Luigi Mangione, a suspect in the fatal shooting of UnitedHealthcare CEO Brian Thompson, used a ghost gun that may have been 3D printed

Luigi Mangione, the 26-year-old tech genius suspected of shooting UnitedHealthcare CEO Brian Thompson last week, is believed to have used a ghost gun that he may have made on a 3D printer in the murder, authorities said with.

“He was in possession of a ghost gun that was capable of firing a 9mm cartridge and a silencer,” NYPD Commissioner Jessica Tisch said at a news conference Monday, adding that the piece “may have been on one 3D model could have been made by printer.”

The suspected shooter of UnitedHealthcare CEO Brian Thompson has been identified as Luigi Mangion. Instagram / Luigi Mangione
“He was in possession of a ghost gun capable of firing a nine-millimeter cartridge and a silencer,” NYPD Commissioner Jessica Tisch said at a news conference Monday, adding that the piece “may have been based on was made using a 3D printer.” Received from NY Post

Cops nabbed Mangione — an anti-capitalist Ivy League graduate who liked online quotes from “Unabomber” Ted Kaczynski, according to sources — while he was eating at a McDonald’s in Altoona, Pennsylvania, ending an intense manhunt. which began after he executed Thompson outside a Manhattan hotel last week.

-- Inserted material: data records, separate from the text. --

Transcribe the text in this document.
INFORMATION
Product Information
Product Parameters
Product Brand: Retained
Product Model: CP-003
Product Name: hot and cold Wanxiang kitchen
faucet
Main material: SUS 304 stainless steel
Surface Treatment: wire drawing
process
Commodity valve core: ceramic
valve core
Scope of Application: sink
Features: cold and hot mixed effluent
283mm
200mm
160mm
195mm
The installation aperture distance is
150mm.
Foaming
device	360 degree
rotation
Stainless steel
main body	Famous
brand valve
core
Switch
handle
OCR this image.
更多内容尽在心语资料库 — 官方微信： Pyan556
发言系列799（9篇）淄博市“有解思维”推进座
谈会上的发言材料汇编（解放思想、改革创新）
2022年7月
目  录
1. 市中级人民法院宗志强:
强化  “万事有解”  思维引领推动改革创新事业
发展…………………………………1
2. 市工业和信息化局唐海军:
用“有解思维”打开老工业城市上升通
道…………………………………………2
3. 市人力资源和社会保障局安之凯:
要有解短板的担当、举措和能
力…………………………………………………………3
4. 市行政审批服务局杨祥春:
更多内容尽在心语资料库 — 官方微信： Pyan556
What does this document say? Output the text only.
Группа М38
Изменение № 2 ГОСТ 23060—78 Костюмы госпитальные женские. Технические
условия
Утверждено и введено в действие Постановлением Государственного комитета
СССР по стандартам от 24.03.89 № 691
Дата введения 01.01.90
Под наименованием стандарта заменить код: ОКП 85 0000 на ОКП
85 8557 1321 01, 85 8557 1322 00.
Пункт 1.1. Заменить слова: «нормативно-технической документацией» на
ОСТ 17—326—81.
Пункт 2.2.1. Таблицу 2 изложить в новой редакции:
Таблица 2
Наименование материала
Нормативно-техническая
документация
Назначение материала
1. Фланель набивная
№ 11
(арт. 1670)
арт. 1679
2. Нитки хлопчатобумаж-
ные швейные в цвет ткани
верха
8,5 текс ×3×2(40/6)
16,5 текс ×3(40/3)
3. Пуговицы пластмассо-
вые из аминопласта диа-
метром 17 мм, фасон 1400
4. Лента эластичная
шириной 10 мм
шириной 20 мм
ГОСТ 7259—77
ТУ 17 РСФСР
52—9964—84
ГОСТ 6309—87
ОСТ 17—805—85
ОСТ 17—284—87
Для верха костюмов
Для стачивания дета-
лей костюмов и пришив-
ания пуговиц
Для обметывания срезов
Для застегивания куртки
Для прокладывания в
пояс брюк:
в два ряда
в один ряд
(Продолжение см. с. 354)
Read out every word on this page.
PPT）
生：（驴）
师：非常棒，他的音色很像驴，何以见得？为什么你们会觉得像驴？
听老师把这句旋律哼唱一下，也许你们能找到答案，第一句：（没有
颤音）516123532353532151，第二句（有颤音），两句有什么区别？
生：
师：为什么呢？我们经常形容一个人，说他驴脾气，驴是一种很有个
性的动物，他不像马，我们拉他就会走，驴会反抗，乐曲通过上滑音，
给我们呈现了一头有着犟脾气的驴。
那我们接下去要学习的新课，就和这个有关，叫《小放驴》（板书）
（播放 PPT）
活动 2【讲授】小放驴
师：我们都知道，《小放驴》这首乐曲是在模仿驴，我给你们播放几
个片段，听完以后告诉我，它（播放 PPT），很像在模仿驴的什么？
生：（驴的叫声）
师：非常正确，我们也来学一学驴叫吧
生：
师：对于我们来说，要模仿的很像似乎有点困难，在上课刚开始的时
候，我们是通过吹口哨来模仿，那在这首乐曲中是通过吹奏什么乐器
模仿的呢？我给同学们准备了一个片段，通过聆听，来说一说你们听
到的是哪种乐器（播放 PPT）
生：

Mangione, originally from Towson, Maryland, may have hated the medical community because of the way she treated a sick relative, sources said.

Cops nabbed Mangione — an anti-capitalist Ivy League graduate who liked online quotes from “Unabomber” Ted Kaczynski, according to sources — while he was eating at a McDonald’s in Altoona, Pennsylvania, ending an intense manhunt. which began after he executed Thompson outside a Manhattan hotel last week.
DCPI

Aside from the untraceable homemade weapon, the former prep school valedictorian was caught with a silencer, a U.S. passport, four fake IDs with names used during the killer’s stay in New York City and a two-and-a-half-page manifesto, sources said .

In the letter, he seethed that “these parasites have done it,” law enforcement sources told The Post on Monday.